The number of US home owners in trouble has dropped for the first time in four years as the economy recovered from a brutal recession triggered by a mortgage meltdown, a property data company said today.

Foreclosure filings - default notices, auctions and bank repossessions - were reported on 333,837 properties in April, a 9% decrease from the previous month and a 2% decrease from last year, RealtyTrac said.

This was the first year-over-year drop since the company started tracking annual foreclosure rates in January 2006, nearly two years before the US plunged into recession resulting from a home mortgage crisis.

Some 92,432 properties were repossessed by lenders in April - an increase of 1% from the previous month and 45% from 2009.

Nevada, Arizona and Florida were hit hard by the mortgage crisis.
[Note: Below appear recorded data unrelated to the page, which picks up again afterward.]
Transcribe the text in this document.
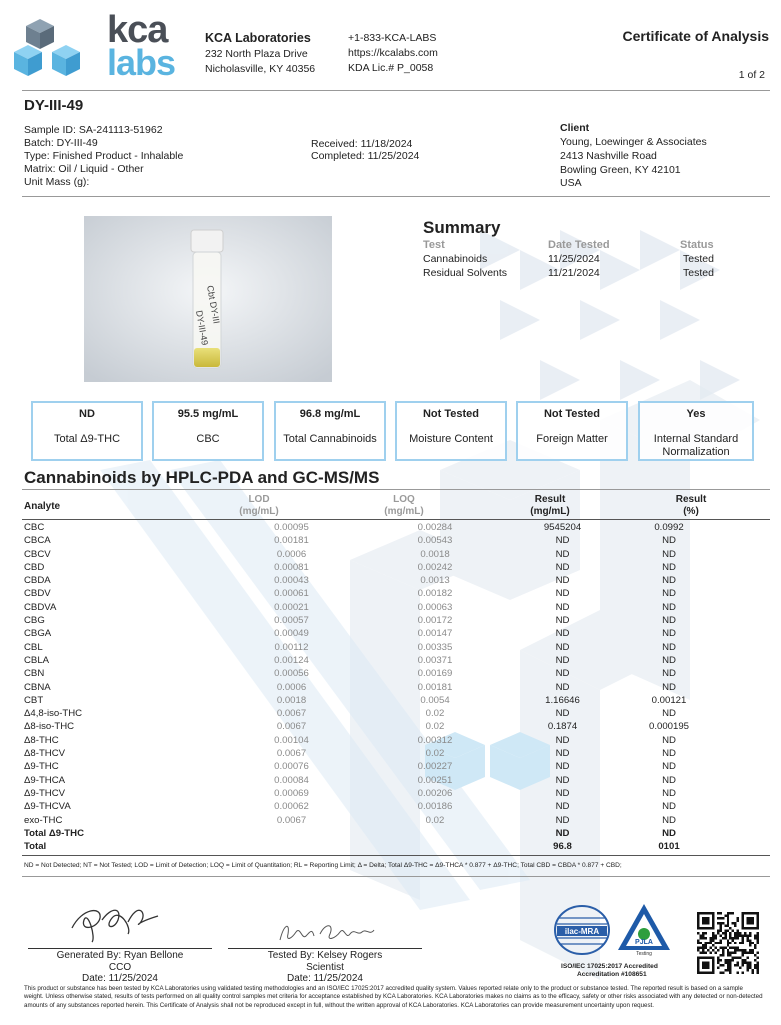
kca
labs
KCA Laboratories
232 North Plaza Drive
Nicholasville, KY 40356
+1-833-KCA-LABS
https://kcalabs.com
KDA Lic.# P_0058
Certificate of Analysis
1 of 2
DY-III-49
Sample ID: SA-241113-51962
Batch: DY-III-49
Type: Finished Product - Inhalable
Matrix: Oil / Liquid - Other
Unit Mass (g):
Received: 11/18/2024
Completed: 11/25/2024
Client
Young, Loewinger & Associates
2413 Nashville Road
Bowling Green, KY 42101
USA
Cbt DY-III
DY-III-49
Summary
Test	Date Tested	Status
Cannabinoids	11/25/2024	Tested
Residual Solvents	11/21/2024	Tested
ND
Total Δ9-THC
95.5 mg/mL
CBC
96.8 mg/mL
Total Cannabinoids
Not Tested
Moisture Content
Not Tested
Foreign Matter
Yes
Internal Standard Normalization
Cannabinoids by HPLC-PDA and GC-MS/MS
Analyte
LOD
(mg/mL)
LOQ
(mg/mL)
Result
(mg/mL)
Result
(%)
CBC	0.00095	0.00284	9545204	0.0992
CBCA	0.00181	0.00543	ND	ND
CBCV	0.0006	0.0018	ND	ND
CBD	0.00081	0.00242	ND	ND
CBDA	0.00043	0.0013	ND	ND
CBDV	0.00061	0.00182	ND	ND
CBDVA	0.00021	0.00063	ND	ND
CBG	0.00057	0.00172	ND	ND
CBGA	0.00049	0.00147	ND	ND
CBL	0.00112	0.00335	ND	ND
CBLA	0.00124	0.00371	ND	ND
CBN	0.00056	0.00169	ND	ND
CBNA	0.0006	0.00181	ND	ND
CBT	0.0018	0.0054	1.16646	0.00121
Δ4,8-iso-THC	0.0067	0.02	ND	ND
Δ8-iso-THC	0.0067	0.02	0.1874	0.000195
Δ8-THC	0.00104	0.00312	ND	ND
Δ8-THCV	0.0067	0.02	ND	ND
Δ9-THC	0.00076	0.00227	ND	ND
Δ9-THCA	0.00084	0.00251	ND	ND
Δ9-THCV	0.00069	0.00206	ND	ND
Δ9-THCVA	0.00062	0.00186	ND	ND
exo-THC	0.0067	0.02	ND	ND
Total Δ9-THC			ND	ND
Total			96.8	0101
ND = Not Detected; NT = Not Tested; LOD = Limit of Detection; LOQ = Limit of Quantitation; RL = Reporting Limit; Δ = Delta; Total Δ9-THC = Δ9-THCA * 0.877 + Δ9-THC; Total CBD = CBDA * 0.877 + CBD;
Generated By: Ryan Bellone
CCO
Date: 11/25/2024
Tested By: Kelsey Rogers
Scientist
Date: 11/25/2024
ilac-MRA
PJLA
Testing
ISO/IEC 17025:2017 Accredited
Accreditation #108651
This product or substance has been tested by KCA Laboratories using validated testing methodologies and an ISO/IEC 17025:2017 accredited quality system. Values reported relate only to the product or substance tested. The reported result is based on a sample weight. Unless otherwise stated, results of tests performed on all quality control samples met criteria for acceptance established by KCA Laboratories. KCA Laboratories makes no claims as to the efficacy, safety or other risks associated with any detected or non-detected amounts of any substances reported herein. This Certificate of Analysis shall not be reproduced except in full, without the written approval of KCA Laboratories. KCA Laboratories can provide measurement uncertainty upon request.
Nevada posted the nation's highest state foreclosure rate for the 40th month in a row, with one in every 69 housing units receiving a foreclosure filing in April - more than five times the national average.
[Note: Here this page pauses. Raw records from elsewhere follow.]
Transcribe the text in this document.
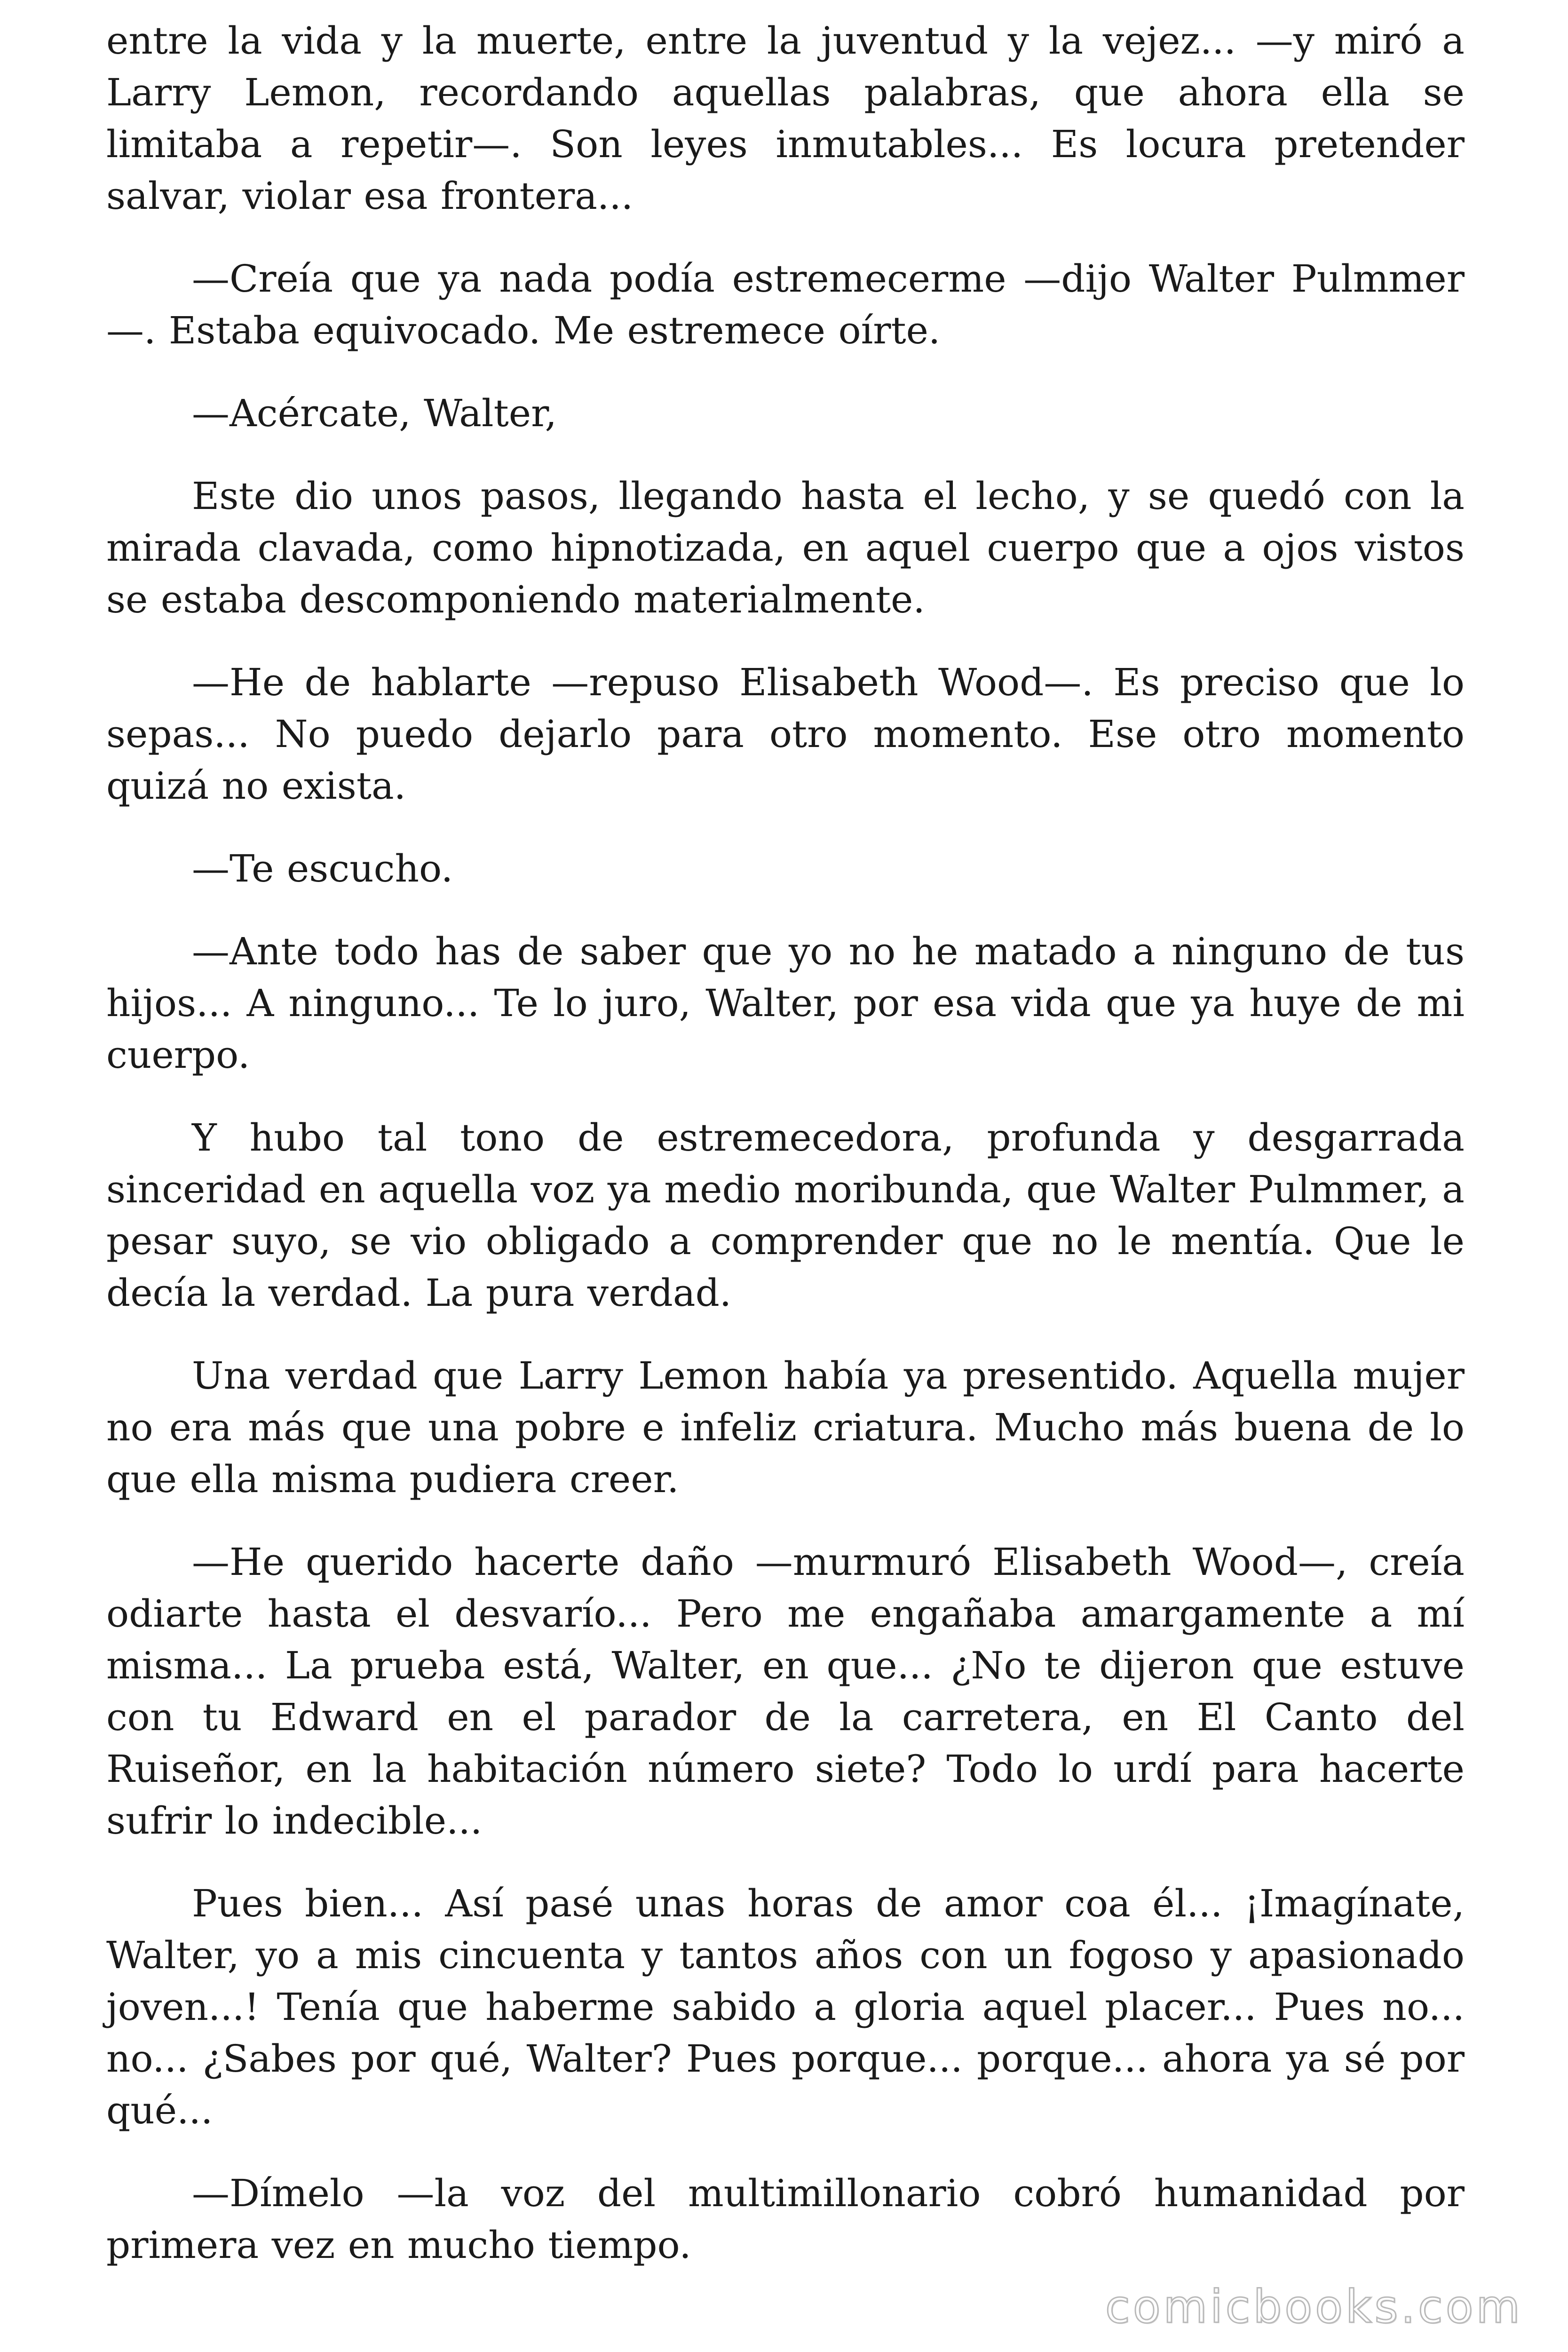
entre la vida y la muerte, entre la juventud y la vejez... —y miró a Larry Lemon, recordando aquellas palabras, que ahora ella se limitaba a repetir—. Son leyes inmutables... Es locura pretender salvar, violar esa frontera...

—Creía que ya nada podía estremecerme —dijo Walter Pulmmer —. Estaba equivocado. Me estremece oírte.

—Acércate, Walter,

Este dio unos pasos, llegando hasta el lecho, y se quedó con la mirada clavada, como hipnotizada, en aquel cuerpo que a ojos vistos se estaba descomponiendo materialmente.

—He de hablarte —repuso Elisabeth Wood—. Es preciso que lo sepas... No puedo dejarlo para otro momento. Ese otro momento quizá no exista.

—Te escucho.

—Ante todo has de saber que yo no he matado a ninguno de tus hijos... A ninguno... Te lo juro, Walter, por esa vida que ya huye de mi cuerpo.

Y hubo tal tono de estremecedora, profunda y desgarrada sinceridad en aquella voz ya medio moribunda, que Walter Pulmmer, a pesar suyo, se vio obligado a comprender que no le mentía. Que le decía la verdad. La pura verdad.

Una verdad que Larry Lemon había ya presentido. Aquella mujer no era más que una pobre e infeliz criatura. Mucho más buena de lo que ella misma pudiera creer.

—He querido hacerte daño —murmuró Elisabeth Wood—, creía odiarte hasta el desvarío... Pero me engañaba amargamente a mí misma... La prueba está, Walter, en que... ¿No te dijeron que estuve con tu Edward en el parador de la carretera, en El Canto del Ruiseñor, en la habitación número siete? Todo lo urdí para hacerte sufrir lo indecible...

Pues bien... Así pasé unas horas de amor coa él... ¡Imagínate, Walter, yo a mis cincuenta y tantos años con un fogoso y apasionado joven...! Tenía que haberme sabido a gloria aquel placer... Pues no... no... ¿Sabes por qué, Walter? Pues porque... porque... ahora ya sé por qué...

—Dímelo —la voz del multimillonario cobró humanidad por primera vez en mucho tiempo.

comicbooks.com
Separate figures showed that the number of US workers filing for jobless benefits fell only slightly last week, highlighting the challenges facing the labour market.

Initial claims for state unemployment benefits slipped 4,000 to a seasonally adjusted 444,000, the Labor Department said, though the number was still slightly above the 440,000 expected by analysts. The previous week's figure was revised up to 448,000.